Initially, consensus protocols using Proof of Stake for sybil resistance faced several technical problems that needed to be addressed in order to provide sufficient security properties in a trustless environment. Among the most important we have:
- The nothing at stake problem
- Long range attacks
- The need for a decentralised and robust source of randomness
The fact that "stake" is not tightly coupled with a physical resource (like energy in PoW) means that when a fork of the chain occurs, there is no direct incentive for a node to pick only one chain. With PoW, validating an additional chain has a significant energy cost for a node. In PoS, it's just some marginal disk, computation and bandwidth usage. Similarly, a malicious node can create an alternative chain from genesis and present it to the network as the legitimate chain, since there is no much cost involved in doing so. These two problems I just described correspond to the nothing at stake and the long range problems, respectively, and for a time were considered unsolvable.

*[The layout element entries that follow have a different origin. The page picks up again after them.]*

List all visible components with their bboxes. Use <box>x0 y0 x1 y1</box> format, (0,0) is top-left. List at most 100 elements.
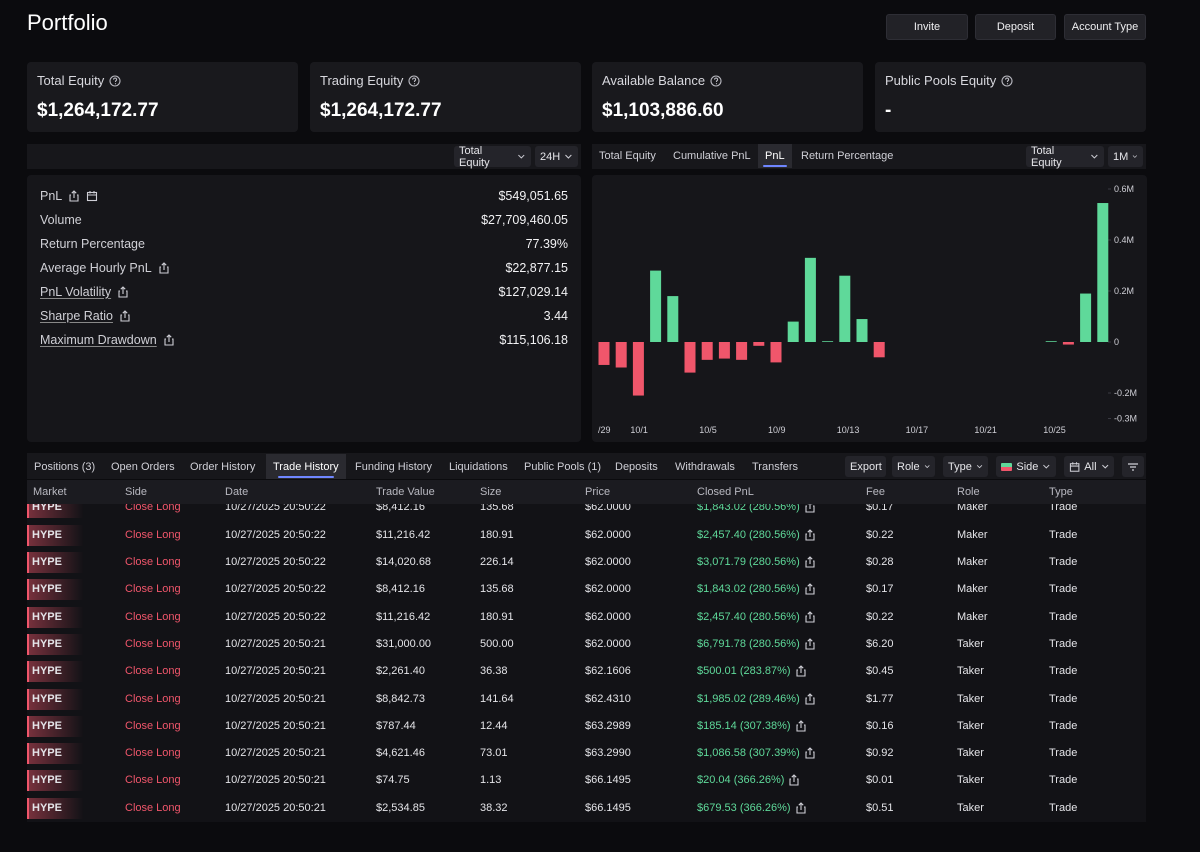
trade-cell: $0.45 <box>866 665 894 677</box>
trade-cell: $8,842.73 <box>376 693 425 705</box>
trade-cell: HYPE <box>32 665 62 677</box>
stats-selector[interactable]: 24H <box>535 146 578 167</box>
share-icon[interactable] <box>163 334 175 346</box>
info-icon[interactable] <box>1001 74 1013 87</box>
cell-text: $185.14 (307.38%) <box>697 719 791 732</box>
share-icon[interactable] <box>804 638 816 650</box>
cell-text: $0.01 <box>866 774 894 787</box>
chev-icon <box>1043 464 1050 469</box>
x-tick-label: /29 <box>598 425 611 435</box>
trade-row: HYPE Close Long 10/27/2025 20:50:21 $787.44… <box>27 713 1146 740</box>
y-tick-label: 0.2M <box>1114 286 1134 296</box>
trade-cell: $2,534.85 <box>376 802 425 814</box>
stat-label: PnL Volatility <box>40 285 112 299</box>
history-tab[interactable]: Public Pools (1) <box>524 460 602 473</box>
share-icon[interactable] <box>158 262 170 274</box>
stat-label-row: Volume <box>40 211 82 229</box>
share-icon[interactable] <box>804 747 816 759</box>
trade-cell: HYPE <box>32 747 62 759</box>
chart-tab[interactable]: Total Equity <box>599 150 656 162</box>
stats-selector[interactable]: Total Equity <box>454 145 531 169</box>
share-icon[interactable] <box>804 556 816 568</box>
cell-text: Trade <box>1049 665 1078 678</box>
card-label: Public Pools Equity <box>885 73 997 88</box>
chart-tab[interactable]: Cumulative PnL <box>673 150 751 162</box>
control-label: Export <box>850 460 882 473</box>
stat-label: Average Hourly PnL <box>40 261 152 275</box>
cell-text: 10/27/2025 20:50:21 <box>225 719 326 732</box>
card-label: Available Balance <box>602 73 706 88</box>
card-value: $1,264,172.77 <box>320 100 442 121</box>
history-control[interactable]: Role <box>892 456 935 477</box>
history-tab[interactable]: Deposits <box>615 460 658 473</box>
chev-icon <box>1132 155 1138 158</box>
pnl-chart: -0.3M -0.2M 0 0.2M 0.4M 0.6M/29 10/1 10/5 10/9 10… <box>598 184 1137 435</box>
history-control[interactable]: All <box>1064 456 1114 477</box>
share-icon[interactable] <box>795 720 807 732</box>
side-swatch <box>1001 462 1013 471</box>
cell-text: 500.00 <box>480 637 514 650</box>
cell-text: $2,261.40 <box>376 665 425 678</box>
chart-tab[interactable]: PnL <box>758 144 792 168</box>
filter-button[interactable] <box>1122 456 1144 477</box>
cell-text: 10/27/2025 20:50:21 <box>225 637 326 650</box>
share-icon[interactable] <box>804 610 816 623</box>
card-value: $1,264,172.77 <box>37 100 159 121</box>
trade-cell: 12.44 <box>480 720 508 732</box>
history-tab[interactable]: Funding History <box>355 460 433 473</box>
pnl-bar <box>839 275 851 342</box>
share-icon[interactable] <box>788 774 800 786</box>
history-tab[interactable]: Liquidations <box>449 460 508 473</box>
cal-icon[interactable] <box>1069 461 1080 473</box>
card-label: Trading Equity <box>320 73 404 88</box>
share-icon[interactable] <box>795 665 807 677</box>
cell-text: $63.2990 <box>585 747 631 760</box>
cell-text: HYPE <box>32 501 62 514</box>
trade-cell: $11,216.42 <box>376 611 430 623</box>
cell-text: HYPE <box>32 583 62 596</box>
share-icon[interactable] <box>804 692 816 705</box>
chev-icon <box>518 154 525 159</box>
info-icon[interactable] <box>710 74 722 87</box>
trade-row: HYPE Close Long 10/27/2025 20:50:22 $8,412.… <box>27 494 1146 521</box>
history-tab[interactable]: Open Orders <box>111 460 175 473</box>
share-icon[interactable] <box>804 528 816 541</box>
cell-text: Taker <box>957 747 984 760</box>
trade-cell: $679.53 (366.26%) <box>697 802 807 814</box>
info-icon[interactable] <box>408 74 420 87</box>
market-accent <box>27 606 97 628</box>
header-button[interactable]: Invite <box>886 14 968 40</box>
header-button[interactable]: Deposit <box>975 14 1056 40</box>
cell-text: Trade <box>1049 528 1078 541</box>
trade-cell: Trade <box>1049 611 1077 623</box>
history-tab[interactable]: Order History <box>190 460 256 473</box>
cell-text: Maker <box>957 556 988 568</box>
header-button[interactable]: Account Type <box>1064 14 1146 40</box>
history-control[interactable]: Side <box>996 456 1056 477</box>
card-value: $1,103,886.60 <box>602 100 724 121</box>
history-control[interactable]: Export <box>845 456 886 477</box>
cell-text: 10/27/2025 20:50:22 <box>225 528 326 541</box>
cell-text: Trade <box>1049 774 1078 787</box>
share-icon[interactable] <box>119 310 131 322</box>
history-control[interactable]: Type <box>943 456 988 477</box>
share-icon[interactable] <box>68 190 80 202</box>
chart-tab[interactable]: Return Percentage <box>801 150 894 162</box>
filter-icon[interactable] <box>1127 461 1139 473</box>
share-icon[interactable] <box>795 801 807 814</box>
chart-selector[interactable]: Total Equity <box>1026 145 1104 169</box>
share-icon[interactable] <box>117 286 129 298</box>
pnl-bar <box>1062 342 1074 345</box>
cell-text: Close Long <box>125 610 181 623</box>
cal-icon[interactable] <box>86 190 98 202</box>
history-tab[interactable]: Positions (3) <box>34 460 96 473</box>
history-tab[interactable]: Transfers <box>752 460 799 473</box>
stat-label: Maximum Drawdown <box>40 333 157 347</box>
history-tab[interactable]: Withdrawals <box>675 460 735 473</box>
info-icon[interactable] <box>109 74 121 87</box>
chart-selector[interactable]: 1M <box>1108 146 1143 167</box>
history-tab[interactable]: Trade History <box>266 454 346 479</box>
share-icon[interactable] <box>804 583 816 595</box>
cell-text: $0.22 <box>866 610 894 623</box>
market-accent <box>27 688 97 710</box>
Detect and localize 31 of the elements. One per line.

Problem 3. was relatively easy to solve. Ouroboros classic introduced publicly verifiable secret sharing (PVSS), but it was not robust to adaptive attacks (see more details in the linked paper). Then Ouroboros Praos introduced a much more robust mechanism based on Verifiable Random Functions (VRF). In short, with VRFs the pieces of data required to compute the random beacon are computed locally by each node, and are not broadcasted to the network. This way, an attacker cannot know who the next block proposer will be.
The long range problem, also known as the bootstrapping problem, was perhaps one of the most difficult. In simple terms, it is about how to guarantee that a new node joining the network can actually reconstruct the whole blockchain history of the legitimate chain. PoW chains solve this issue with the simple and elegant longest chain rule, and that's probably one of the main reasons why they were considered superior in terms of security. As far as I know, Ouroboros Genesis was the first PoS-based protocol that solved this analytically.
Finally, every blockchain design needs to meet properties such as guaranteed finality and liveness. All the Ouroboros family of protocols provide analytically proven finality and liveness properties under certain theoretical conditions. It is important to make this distinction because the theoretical models might not always take into account all the possible attacks and disruptions that may happen in real world conditions. Also, research results from different blockchains are typically presented over a different set of theoretical assumptions, so it's important to understand them before comparing them.
That being said, recent versions of Ouroboros have been studied under a rather relaxed set of conditions, and according to the results presented in the papers, their security properties are comparable to those of Bitcoin.